If you're emailing over a public Wi-Fi network, you should see it no differently than broadcasting everything onto a billboard in Times Square, experts say.
SAN FRANCISCO—Public Wi-Fi systems such as those found on airplanes, in cafes or at malls are completely insecure and anyone using them should think of everything they type as being broadcast to a billboard in Times Square, say security professionals.
It came as no shock to experts that a USA TODAY columnist had his email hacked when he used his plane’s GoGo on board Wi-Fi network as he flew home to North Carolina last week.
The hacker could have used a device or software to access the columnist’s data flow. Both are easy to find online, said John Kuhn, a senior threat researcher with IBM Security.
“These tools are reasonably priced and you don’t have to be extremely technical to use them,” he said.
However easy it might be, electronic eavesdropping is still illegal, said Joel Reidenberg, director of the Center on Law and Information Policy at Fordham Law School in New York City.
“It’s an Electronic Communications Privacy Act violation and subject to fines of up to $10,000 (U.S.),” he said. The law dates to 1986.
There’s nothing magically safe about Wi-Fi purchased on a plane. The only thing that makes a flight slightly more secure than a mall or Starbucks with free Wi-Fi is that there are potentially fewer people around because it’s “limited to the population of the plane in which you’re flying,” said Michael Belton, vice president of applied research at Optiv, a security firm.
Many people are also fooled into using fake Wi-Fi hot spots in airports, notes Pierluigi Stella, chief technical officer for Network Box USA.
“Say you are in the San Francisco airport and your wireless shows SFAIrport, no password, free connection. How many people do you think have the skills or even the mindset to question the legitimacy of that wireless connection? And wonder if that’s nothing more than a hacker’s device lurking around? You connect, you browse, you email, and all the while, he’s logging all your data and hacking your computer,” Stella said.
Inflight hot spots can also be faked, said John Gunn, vice president of communications for VASCO Data Security.
“A hacker can go on a flight that has no Wi-Fi and present an open network with the name of the airline, and people connect to it thinking it is legit. They try to reach popular websites and the hacker can present the login screen to capture their user name and password, and then present an error message, after which the hacker has access to the account when they land.”

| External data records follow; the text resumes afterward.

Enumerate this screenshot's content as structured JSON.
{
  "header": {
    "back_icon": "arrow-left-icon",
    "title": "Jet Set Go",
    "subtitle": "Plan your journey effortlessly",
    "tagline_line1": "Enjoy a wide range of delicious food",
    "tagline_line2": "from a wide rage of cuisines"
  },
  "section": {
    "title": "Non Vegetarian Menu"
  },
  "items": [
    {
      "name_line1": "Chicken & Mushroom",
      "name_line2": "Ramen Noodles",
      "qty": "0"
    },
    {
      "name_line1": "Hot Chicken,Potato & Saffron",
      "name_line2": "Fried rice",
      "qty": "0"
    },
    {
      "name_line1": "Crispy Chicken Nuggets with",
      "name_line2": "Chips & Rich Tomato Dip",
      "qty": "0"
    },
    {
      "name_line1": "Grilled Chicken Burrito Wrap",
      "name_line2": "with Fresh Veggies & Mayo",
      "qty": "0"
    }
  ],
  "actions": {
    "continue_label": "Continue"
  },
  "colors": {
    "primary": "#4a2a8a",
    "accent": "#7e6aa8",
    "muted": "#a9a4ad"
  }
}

Another common fake-out occurs in hotels.
“Many hackers present spoof Wi-Fi networks, such as ‘HILTON GUEST WI-FI.’ If they have a stronger signal than the hotel, it will appear as a preferred choice — ahead of the hotel’s legitimate network — and a tired, frustrated traveller doesn’t always check,” Gunn said.
That’s why many companies require that employees use a virtual private network, or VPN, when accessing public Wi-Fi.
GoGo recommends that anyone trying to send sensitive information over a public Wi-Fi network such as Gogo should use a virtual private network to protect their data, said CEO Michael Small.
These are available at low and even no cost.
“VPN’s use strong encryption and are a road block that most criminals do not attempt to overcome,” Kuhn said.
If you’re sending email over a public Wi-Fi network and aren’t running a VPN, you should act as if “everything you’re working on is being broadcast to a billboard in Times Square,” said Belton.